Thursday - 20 June 2013

Libya says three children among 15 dead in new NATO raid

By Rizwan Khatik - Tue Jun 21, 11:09 am


Libya SURMAN, Libya: Libya’s government said a NATO airstrike early Monday on a large family compound belonging to a close associate of Muammar Qaddafi has killed at least 15 people, including three children, west of Tripoli.

Libyan government spokesman Moussa Ibrahim said alliance bombs struck the compound belonging to Khoweildi Al-Hamidi outside the city of Surman, some 60 km west of Tripoli, around 4 a.m. local time Monday.

Ibrahim said Al-Hamidi, a former military officer who took part in the 1969 coup that brought Qaddafi to power, escaped unharmed but that three children were among those killed, two of them Al-Hamidi’s grandchildren.

“They (NATO) are targeting civilians … the logic is intimidation,” Ibrahim said. “They want Libyans to give up the fight … they want to break our spirit.” Foreign journalists based in the Libyan capital were taken by government officials to the walled compound, where the main two-story buildings had been blasted to rubble. A pair of massive craters could be seen in the dusty ground, and rescue service workers with sniffer dogs were searching the rubble in search of people. The smell of smoke was still thick in the air.

Journalists were later taken to a hospital in the nearby city of Sabratha, where medical workers showed them the bodies of at least 10 people, including those of two children, said to be killed in the strike. Some of the bodies were charred beyond recognition, while others had been half blown apart.

Meanwhile, the Italian foreign minister said on Monday that NATO risks losing the propaganda war to Qaddafi because of actions which have killed civilians.

NATO admitted on Sunday it destroyed a house in Tripoli in which Libyan officials said nine civilians were killed — an incident that sows new doubts inside the alliance about its mission in Libya.

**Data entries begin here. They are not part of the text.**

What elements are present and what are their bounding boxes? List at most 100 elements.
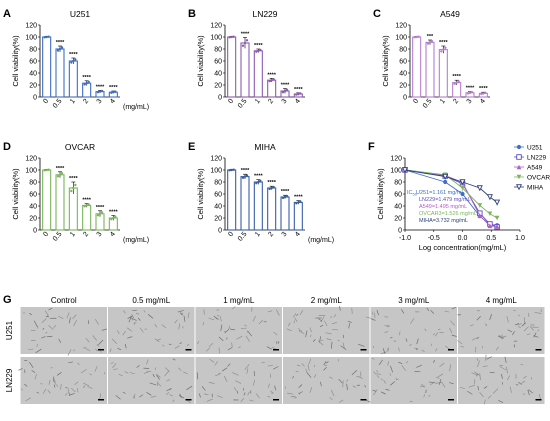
cell-texture [325, 332, 332, 335]
data-point [455, 81, 458, 84]
y-tick-label: 0 [218, 227, 222, 234]
y-tick-label: 0 [403, 94, 407, 101]
cell-texture [99, 393, 102, 400]
cell-texture [416, 364, 422, 368]
data-point [241, 176, 245, 179]
cell-texture [94, 366, 98, 372]
cell-texture [522, 393, 526, 395]
y-tick-label: 80 [399, 46, 407, 53]
cell-texture [245, 335, 250, 342]
cell-texture [326, 361, 329, 364]
x-tick-label: 4 [294, 98, 302, 106]
cell-texture [34, 374, 37, 380]
cell-texture [166, 391, 170, 396]
cell-texture [53, 378, 56, 383]
data-point [486, 194, 493, 201]
x-tick-label: 0.0 [458, 235, 468, 242]
cell-texture [228, 325, 231, 330]
cell-texture [378, 359, 383, 366]
micrograph-panel: G Control 0.5 mg/mL 1 mg/mL 2 mg/mL 3 mg/mL 4 … [3, 294, 545, 405]
cell-texture [376, 373, 382, 375]
cell-texture [182, 325, 184, 329]
cell-texture [306, 372, 312, 378]
cell-texture [144, 328, 148, 330]
data-point [480, 92, 483, 96]
data-point [494, 215, 500, 221]
panel-title: LN229 [252, 9, 277, 19]
cell-texture [429, 382, 435, 386]
data-point [87, 80, 90, 84]
cell-texture [273, 331, 278, 336]
cell-texture [405, 338, 408, 342]
data-point [74, 58, 77, 61]
data-point [516, 154, 522, 160]
cell-texture [352, 385, 357, 388]
cell-texture [179, 342, 183, 344]
cell-texture [506, 366, 508, 374]
cell-texture [331, 321, 337, 325]
data-point [110, 218, 113, 221]
cell-texture [398, 347, 400, 352]
cell-texture [45, 331, 48, 334]
cell-texture [520, 363, 524, 366]
cell-texture [244, 364, 250, 370]
cell-texture [126, 327, 133, 332]
x-axis-label: Log concentration(mg/mL) [419, 243, 507, 252]
cell-texture [424, 328, 427, 332]
bar [42, 36, 52, 98]
cell-texture [166, 379, 171, 382]
cell-texture [485, 354, 487, 361]
cell-texture [156, 338, 162, 341]
y-tick-label: 120 [210, 22, 222, 29]
cell-texture [186, 385, 193, 391]
data-point [270, 79, 273, 82]
cell-texture [372, 345, 375, 349]
data-point [100, 211, 104, 214]
data-point [470, 91, 474, 94]
cell-texture [152, 373, 155, 378]
data-point [460, 185, 465, 191]
scale-bar [535, 349, 542, 351]
data-point [459, 179, 466, 186]
x-tick-label: 0.5 [52, 98, 64, 110]
cell-texture [485, 323, 487, 326]
cell-texture [467, 390, 473, 395]
cell-texture [451, 306, 457, 310]
cell-texture [459, 387, 466, 389]
y-tick-label: 20 [29, 82, 37, 89]
y-tick-label: 40 [29, 70, 37, 77]
cell-texture [296, 364, 301, 367]
cell-texture [179, 395, 185, 399]
cell-texture [29, 361, 34, 369]
cell-texture [497, 335, 504, 340]
significance-label: **** [281, 189, 290, 195]
micrograph-image [20, 307, 108, 356]
y-tick-label: 100 [390, 167, 402, 174]
data-point [494, 224, 500, 229]
cell-texture [18, 368, 23, 371]
cell-texture [498, 400, 504, 403]
bar [55, 174, 65, 231]
y-tick-label: 0 [33, 94, 37, 101]
cell-texture [312, 339, 316, 343]
cell-texture [29, 313, 33, 316]
data-point [114, 215, 117, 218]
cell-texture [506, 375, 510, 381]
data-point [232, 35, 235, 38]
cell-texture [110, 362, 114, 364]
data-point [230, 35, 233, 39]
y-tick-label: 80 [214, 46, 222, 53]
cell-texture [101, 328, 108, 331]
cell-texture [85, 338, 90, 343]
data-point [283, 195, 287, 199]
bar [240, 42, 250, 98]
data-point [272, 185, 275, 189]
y-tick-label: 40 [394, 203, 402, 210]
cell-texture [529, 326, 534, 331]
cell-texture [77, 363, 80, 365]
legend-label: MIHA [527, 184, 544, 191]
cell-texture [238, 346, 241, 348]
cell-texture [208, 382, 215, 384]
cell-texture [390, 381, 396, 386]
panel-title: MIHA [254, 142, 276, 152]
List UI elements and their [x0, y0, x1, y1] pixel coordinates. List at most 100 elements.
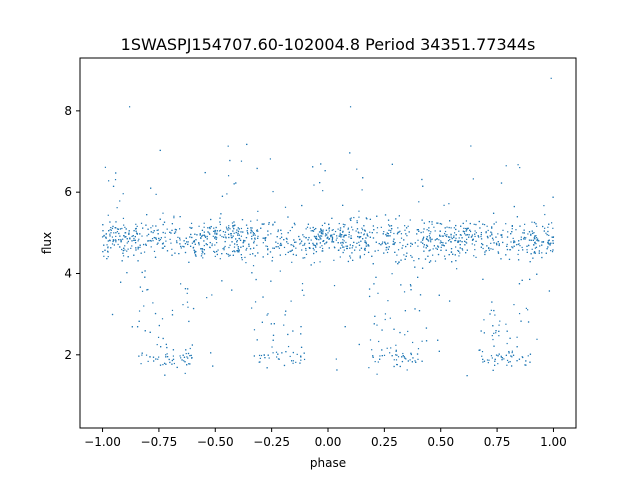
- data-point: [346, 247, 348, 250]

“NATO is endangering its credibility; we cannot risk killing civilians,” Italian Foreign Minister Franco Frattini told reporters ahead of an EU foreign ministers’ meeting in Luxembourg due to discuss ways to aid fighters opposed to Qaddafi.

Frattini expressed concern that NATO was losing the propaganda war to Qaddafi and that Western media reports did not emphasize enough the good work done by the alliance every day in protecting civilians in Libya.

“We cannot continue our shortcomings in the way we communicate with the public, which doesn’t keep up with the daily propaganda of Qaddafi,” he said.

Frattini said NATO had set what he called a “deadline” to conclude the bombing campaign by September, when a second alliance operations cycle will end, but should be looking for a solution to the crisis in Libya before that.

Other NATO states have said the operation, which the alliance took over on March 31, will continue as long as necessary.

Sunday’s statement was the first time NATO has admitted killing civilians in a mission in which its UN mandate is to protect civilians. The incident took place with NATO already under strain from a campaign that is taking more time and resources than some allies had expected.

Italy is one of only eight NATO states taking part in airstrikes on Libya and was initially reluctant to join them given its colonial past in the country and the mission has been questioned in the governing coalition.

Qaddafi has called the NATO campaign an act of colonial aggression designed to steal oil.

NATO said a military missile site was the intended target of the airstrikes but that it appeared one of the weapons did not strike that target, possibly due to a malfunction.

Reporters taken to the residential area in Tripoli’s Souq Al-Juma district by Libyan officials on Sunday saw several bodies being pulled out of the rubble of a destroyed building. In a hospital, they were shown the bodies of two children and three adults who, officials said, were among those killed.